Zoon Jan van Grevenbroek wordt de oudste zoon genoemd van heer Robbert. Namen als Robbert, Wouter of Daniel lagen echter meer voor de hand. Dus of Jan is de oudste in leven gebleven zoon van heer Robbert, of hij is vernoemd naar oudoom bisschop Jan van Arkel aan wie zijn vader veel de danken had. Als Jan van Arkel de peetoom was zal Jan in ieder geval in voor 1 juli 1377 zijn geboren. Rekening houdend met enkele jonggestorven kinderen zal het huwelijk van heer Robbert in of kort voor 1372 volgens Van Schijndel dus best kunnen kloppen.

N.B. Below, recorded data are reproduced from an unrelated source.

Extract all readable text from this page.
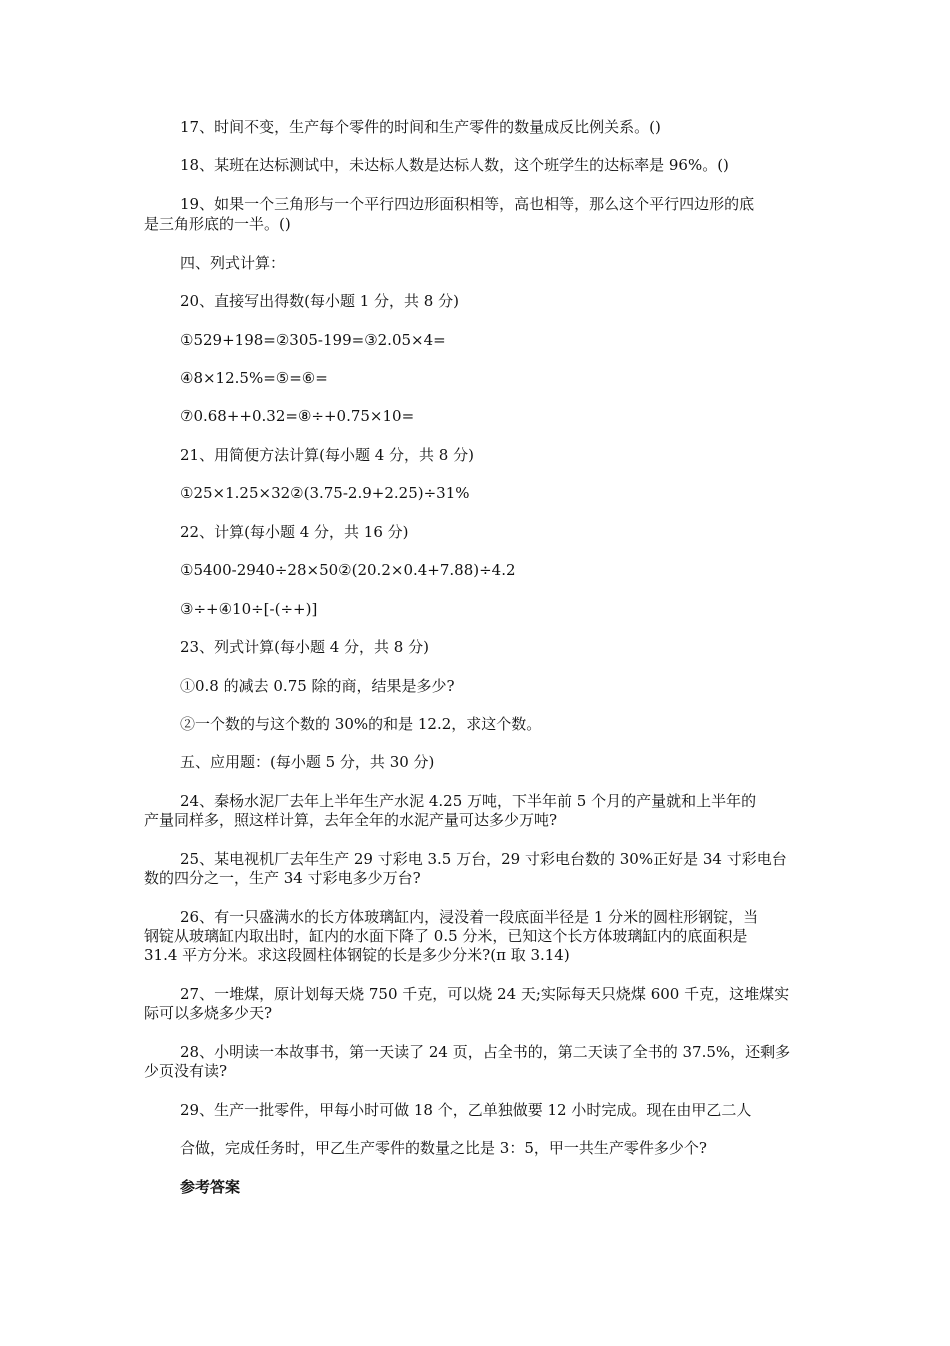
17、时间不变，生产每个零件的时间和生产零件的数量成反比例关系。()
18、某班在达标测试中，未达标人数是达标人数，这个班学生的达标率是 96%。()
19、如果一个三角形与一个平行四边形面积相等，高也相等，那么这个平行四边形的底
是三角形底的一半。()
四、列式计算：
20、直接写出得数(每小题 1 分，共 8 分)
①529+198=②305-199=③2.05×4=
④8×12.5%=⑤=⑥=
⑦0.68++0.32=⑧÷+0.75×10=
21、用简便方法计算(每小题 4 分，共 8 分)
①25×1.25×32②(3.75-2.9+2.25)÷31%
22、计算(每小题 4 分，共 16 分)
①5400-2940÷28×50②(20.2×0.4+7.88)÷4.2
③÷+④10÷[-(÷+)]
23、列式计算(每小题 4 分，共 8 分)
①0.8 的减去 0.75 除的商，结果是多少?
②一个数的与这个数的 30%的和是 12.2，求这个数。
五、应用题：(每小题 5 分，共 30 分)
24、秦杨水泥厂去年上半年生产水泥 4.25 万吨，下半年前 5 个月的产量就和上半年的
产量同样多，照这样计算，去年全年的水泥产量可达多少万吨?
25、某电视机厂去年生产 29 寸彩电 3.5 万台，29 寸彩电台数的 30%正好是 34 寸彩电台
数的四分之一，生产 34 寸彩电多少万台?
26、有一只盛满水的长方体玻璃缸内，浸没着一段底面半径是 1 分米的圆柱形钢锭，当
钢锭从玻璃缸内取出时，缸内的水面下降了 0.5 分米，已知这个长方体玻璃缸内的底面积是
31.4 平方分米。求这段圆柱体钢锭的长是多少分米?(π 取 3.14)
27、一堆煤，原计划每天烧 750 千克，可以烧 24 天;实际每天只烧煤 600 千克，这堆煤实
际可以多烧多少天?
28、小明读一本故事书，第一天读了 24 页，占全书的，第二天读了全书的 37.5%，还剩多
少页没有读?
29、生产一批零件，甲每小时可做 18 个，乙单独做要 12 小时完成。现在由甲乙二人
合做，完成任务时，甲乙生产零件的数量之比是 3：5，甲一共生产零件多少个?
参考答案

Hij verwijst hiervoor naar (De Hemricourt,) Le Miroir des Nobles de Hesbaye.
Volgens Europaischen Stammtafeln, Neue Folge VI, Tafel 113 Die Herren von Argenteau in Argenteau und in Houffalize, was Wauthier de la Saule gt de Temples gehuwd met Marie, jongere dr. van Renaud IV van Argentau. Bij deze Renaud (heer Robert heeft een zoon met naam Reynier, kastelein van Montenaken) staat de volgende informatie: Ritter, seigneur de Fleron, vogt zu Ciney, senechall d Hzt Limburg; 1318/56, overl. 1356/58; tr. Katharina von Corswarem, dr. v. Arnold. Marie's oudere zus Adelaide huwde 1352 Werner van Merode. Voor zover je kunt vertrouwen op de ES zal het huwelijk tussen Marie van Argenteau en Wauter de la Saulx ook wel in de jaren '50 te plaatsen zijn. Een dochter Elisabeth genaamd Pentecoste uit dit huwelijk zal derhalve bij haar hertrouwen nog jeugdig zijn geweest. Een huwelijksjaar van 1372 (de vermoedelijk eerste vermelding) is derhalve logischer dan ca. 1370. De (bij-) naam Pentecoste (Pinxt) komen we weer in jongere generaties tegen.
Heer Robbert van Arkel, heer van Grevenbroek heeft echter niet stil gelegen. Hij heeft maar liefst vier natuurlijke zonen met naam Robbert: R. van Aken; R. van Swolle; R. van der Hullen; R. Dunhoet, die we in de Bossche Protocollen tegenkomen in Peelland en in het grensgebied met België. Wellicht dat de laatste identiek is met een van de voornoemden. Diverse van deze zonen hebben voor nageslacht gezorgd die echter niet altijd gemakkelijk te koppelen valt aan de juiste Robbert. Naast de diverse Robbertsen is er ook nog een natuurlijke zoon Hector. De grote hoeveelheid kinderen en natuurlijke kinderen hebben ervoor gezorgd dat de genealogische literatuur over de Van Grevenbroeks (en het Land van Grevenbroek) zo'n onduidelijk beeld schetst over de juiste familieverhoudingen.